En effet, l’article L. 145 – 11 du Code de commerce dispose que "le bailleur qui, sans être opposé au principe du renouvellement, désire obtenir une modification du prix du bail doit, dans le congé prévu à l’article L. 145 – 9 ou dans la réponse à la demande de renouvellement prévue à l’article L. 145 – 10, faire connaître le loyer qu’il propose, faute de quoi le nouveau prix n’est dû qu’à compter de la demande qui en est faite ultérieurement suivant des modalités définies par décret en Conseil d’État".

Le bailleur doit donc, dans son congé, préciser le montant du loyer du bail renouvelé et, à défaut de le mentionner dans cet acte, s’il veut en bénéficier, dès la prise d’effet du bail renouvelé, il doit le notifier avant la fin dudit bail.

Si le bailleur ne respecte pas cette condition, le montant du loyer qu’il sollicitera ne sera alors dû qu’à compter du jour où il émettra une telle demande par acte d’huissier ou par lettre recommandée, étant entendu qu’il existe une prescription biennale à une telle demande.

< LE CONGÉ AVEC REFUS DE RENOUVELLEMENT

Le bailleur qui, au contraire, ne souhaite pas poursuivre la relation contractuelle qui le liait au preneur de son local commercial, délivrera alors à ce dernier, un congé avec refus de renouvellement, ainsi que le prévoit l’article L. 145 – 14 du Code de commerce.

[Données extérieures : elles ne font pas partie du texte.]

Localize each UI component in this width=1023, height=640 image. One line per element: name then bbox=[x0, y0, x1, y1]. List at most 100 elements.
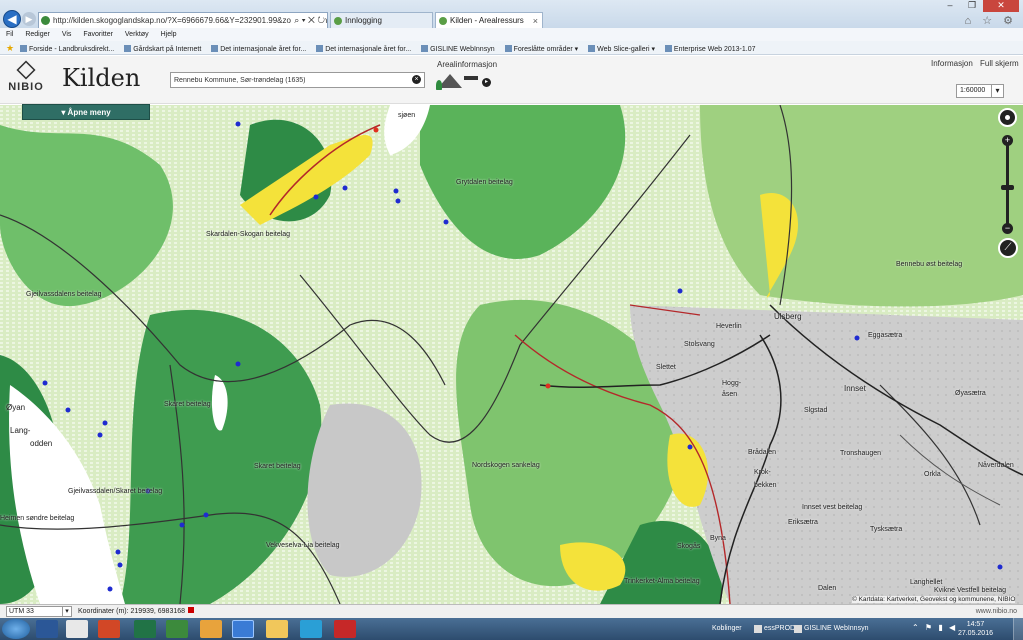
powerpoint-app-icon[interactable] bbox=[98, 620, 120, 638]
map-label: Bennebu øst beitelag bbox=[896, 261, 963, 268]
map-label: Slettet bbox=[656, 364, 676, 371]
map-label: Langhellet bbox=[910, 579, 943, 586]
explorer-app-icon[interactable] bbox=[266, 620, 288, 638]
favorite-link[interactable]: Web Slice-galleri ▾ bbox=[588, 45, 655, 53]
minimize-button[interactable]: – bbox=[939, 0, 961, 12]
zoom-out-button[interactable]: − bbox=[1002, 223, 1013, 234]
map-label: Ulsberg bbox=[774, 312, 802, 321]
status-bar: UTM 33 ▾ Koordinater (m): 219939, 698316… bbox=[0, 604, 1023, 618]
clock-date: 27.05.2016 bbox=[957, 630, 993, 637]
projection-select[interactable]: UTM 33 ▾ bbox=[6, 606, 72, 617]
map-label: Slgstad bbox=[804, 407, 828, 414]
window-controls: – ❐ ✕ bbox=[939, 0, 1019, 12]
map-label: Eriksæt­ra bbox=[788, 519, 818, 526]
map-label: Skaret beitelag bbox=[254, 463, 301, 470]
favorite-link[interactable]: Foreslåtte områder ▾ bbox=[504, 45, 578, 53]
menu-edit[interactable]: Rediger bbox=[25, 31, 50, 38]
map-label: Heimen søndre beitelag bbox=[0, 515, 75, 522]
start-button[interactable] bbox=[2, 619, 30, 639]
favorite-link[interactable]: GISLINE WebInnsyn bbox=[421, 45, 495, 53]
excel-app-icon[interactable] bbox=[134, 620, 156, 638]
expand-arrow-icon[interactable]: ▸ bbox=[482, 78, 491, 87]
zoom-slider-track[interactable] bbox=[1006, 138, 1009, 230]
tab-label: Innlogging bbox=[345, 16, 382, 25]
map-label: Skogås bbox=[677, 543, 701, 550]
map-label: Heverlin bbox=[716, 323, 742, 330]
menu-tools[interactable]: Verktøy bbox=[125, 31, 149, 38]
clear-search-icon[interactable]: × bbox=[412, 75, 421, 84]
maximize-button[interactable]: ❐ bbox=[961, 0, 983, 12]
info-link[interactable]: Informasjon bbox=[931, 59, 973, 68]
close-window-button[interactable]: ✕ bbox=[983, 0, 1019, 12]
map-label: Skardalen-Skogan beitelag bbox=[206, 231, 291, 238]
menu-file[interactable]: Fil bbox=[6, 31, 13, 38]
fullscreen-link[interactable]: Full skjerm bbox=[980, 59, 1019, 68]
plane-icon bbox=[464, 76, 478, 80]
map-label: Brådalen bbox=[748, 449, 777, 456]
menu-view[interactable]: Vis bbox=[62, 31, 72, 38]
scale-select[interactable]: 1:60000 ▾ bbox=[956, 84, 1004, 98]
taskbar-item-essprod[interactable]: essPROD bbox=[752, 620, 795, 638]
map-label: Gjeilvassdalens beitelag bbox=[26, 291, 102, 298]
site-url[interactable]: www.nibio.no bbox=[976, 605, 1017, 618]
address-bar[interactable]: http://kilden.skogoglandskap.no/?X=69666… bbox=[38, 12, 328, 29]
favorite-link[interactable]: Gårdskart på Internett bbox=[124, 45, 201, 53]
open-menu-button[interactable]: ▾ Åpne meny bbox=[22, 104, 150, 120]
area-info-panel[interactable]: Arealinformasjon ▸ bbox=[432, 60, 502, 100]
map-label: Dalen bbox=[818, 585, 837, 592]
paint-app-icon[interactable] bbox=[66, 620, 88, 638]
zoom-in-button[interactable]: + bbox=[1002, 135, 1013, 146]
map-label: Byna bbox=[710, 535, 726, 542]
app-header: NIBIO Kilden × Arealinformasjon ▸ Inform… bbox=[0, 56, 1023, 104]
logo-word: NIBIO bbox=[8, 81, 44, 93]
menu-favorites[interactable]: Favoritter bbox=[83, 31, 113, 38]
show-desktop-button[interactable] bbox=[1013, 618, 1023, 640]
taskbar-item-gisline[interactable]: GISLINE WebInnsyn bbox=[792, 620, 868, 638]
measure-tool-icon[interactable]: ⟋ bbox=[998, 238, 1018, 258]
favorites-star-icon[interactable]: ★ bbox=[6, 43, 14, 53]
map-label: Nåverdalen bbox=[978, 462, 1014, 469]
taskbar-item-koblinger[interactable]: Koblinger bbox=[700, 620, 742, 638]
pdf-app-icon[interactable] bbox=[334, 620, 356, 638]
forward-button[interactable]: ▶ bbox=[22, 12, 36, 26]
link-icon bbox=[20, 45, 28, 52]
clock[interactable]: 14:57 27.05.2016 bbox=[958, 620, 993, 638]
tab-close-icon[interactable]: × bbox=[533, 13, 538, 29]
tab-label: Kilden - Arealressurs bbox=[450, 16, 524, 25]
home-favorites-settings-icons[interactable]: ⌂ ☆ ⚙ bbox=[965, 14, 1017, 27]
map-canvas[interactable]: sjøen Skardalen-Skogan beitelag Gjeilvas… bbox=[0, 105, 1023, 604]
back-button[interactable]: ◀ bbox=[3, 10, 21, 28]
map-attribution: © Kartdata: Kartverket, Geovekst og komm… bbox=[852, 596, 1016, 603]
link-icon bbox=[124, 45, 132, 52]
link-icon bbox=[504, 45, 512, 52]
favorite-link[interactable]: Enterprise Web 2013-1.07 bbox=[664, 45, 756, 53]
tab-innlogging[interactable]: Innlogging bbox=[330, 12, 433, 29]
area-info-label: Arealinformasjon bbox=[436, 60, 498, 69]
favorite-link[interactable]: Det internasjonale året for... bbox=[211, 45, 306, 53]
internet-explorer-icon[interactable] bbox=[232, 620, 254, 638]
map-label: Stolsvang bbox=[684, 341, 715, 348]
favorite-link[interactable]: Forside - Landbruksdirekt... bbox=[20, 45, 114, 53]
word-app-icon[interactable] bbox=[36, 620, 58, 638]
map-app-icon[interactable] bbox=[166, 620, 188, 638]
window-icon bbox=[794, 625, 802, 633]
favorite-link[interactable]: Det internasjonale året for... bbox=[316, 45, 411, 53]
browser-menubar: Fil Rediger Vis Favoritter Verktøy Hjelp bbox=[0, 28, 1023, 41]
map-label: Gjeilvassdalen/Skaret beitelag bbox=[68, 488, 163, 495]
location-search-input[interactable] bbox=[170, 72, 425, 88]
zoom-slider-thumb[interactable] bbox=[1001, 185, 1014, 190]
map-label: Tronshaugen bbox=[840, 450, 881, 457]
address-controls[interactable]: ⌕ ▾ ✕ ↻ bbox=[291, 13, 325, 28]
nibio-logo[interactable]: NIBIO bbox=[6, 59, 46, 101]
menu-help[interactable]: Hjelp bbox=[161, 31, 177, 38]
coordinate-marker-icon bbox=[188, 607, 195, 613]
system-tray-icons[interactable]: ⌃ ⚑ ▮ ◀ bbox=[912, 623, 957, 632]
compass-icon[interactable] bbox=[998, 108, 1017, 127]
scale-value: 1:60000 bbox=[960, 87, 986, 94]
skype-app-icon[interactable] bbox=[300, 620, 322, 638]
tab-kilden[interactable]: Kilden - Arealressurs × bbox=[435, 12, 543, 29]
address-url: http://kilden.skogoglandskap.no/?X=69666… bbox=[53, 16, 328, 25]
folder-app-icon[interactable] bbox=[200, 620, 222, 638]
clock-time: 14:57 bbox=[966, 621, 985, 628]
link-icon bbox=[211, 45, 219, 52]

Le congé avec refus de renouvellement est assorti ou non, selon la volonté du bailleur et la motivation de son congé, de l’offre de paiement d’une indemnité d’éviction qui doit correspondre au préjudice subi par le locataire résultant du défaut de renouvellement.

L’article L. 145 – 14 du Code de commerce dispose en effet que "le bailleur doit, sauf exceptions prévues aux articles L. 145 – 17 et suivants, payer au locataire évincé une indemnité dite d’éviction égale au préjudice causé par le défaut de renouvellement".

L’article L. 145 - 17 du Code de commerce prévoit pour sa part que "le bailleur peut refuser le renouvellement du bail sans être tenu au paiement d’aucune indemnité :

1°) s’il justifie d’un motif grave et légitime à l’encontre du locataire sortant ;

2°) s’il est établi que l’immeuble doit être totalement ou partiellement démoli comme étant en état d’insalubrité reconnue par l’autorité administrative ou s’il est établi qu’il ne peut plus être occupé sans danger en raison de son état..."

Le bailleur dispose donc de la liberté d’offrir ou non le renouvellement de son bail au locataire.

Ce dernier, à réception d’un congé de la part du bailleur, ne doit nullement négliger cet acte, les effets du congé étant multiples, il convient que le preneur en ait pleinement connaissance.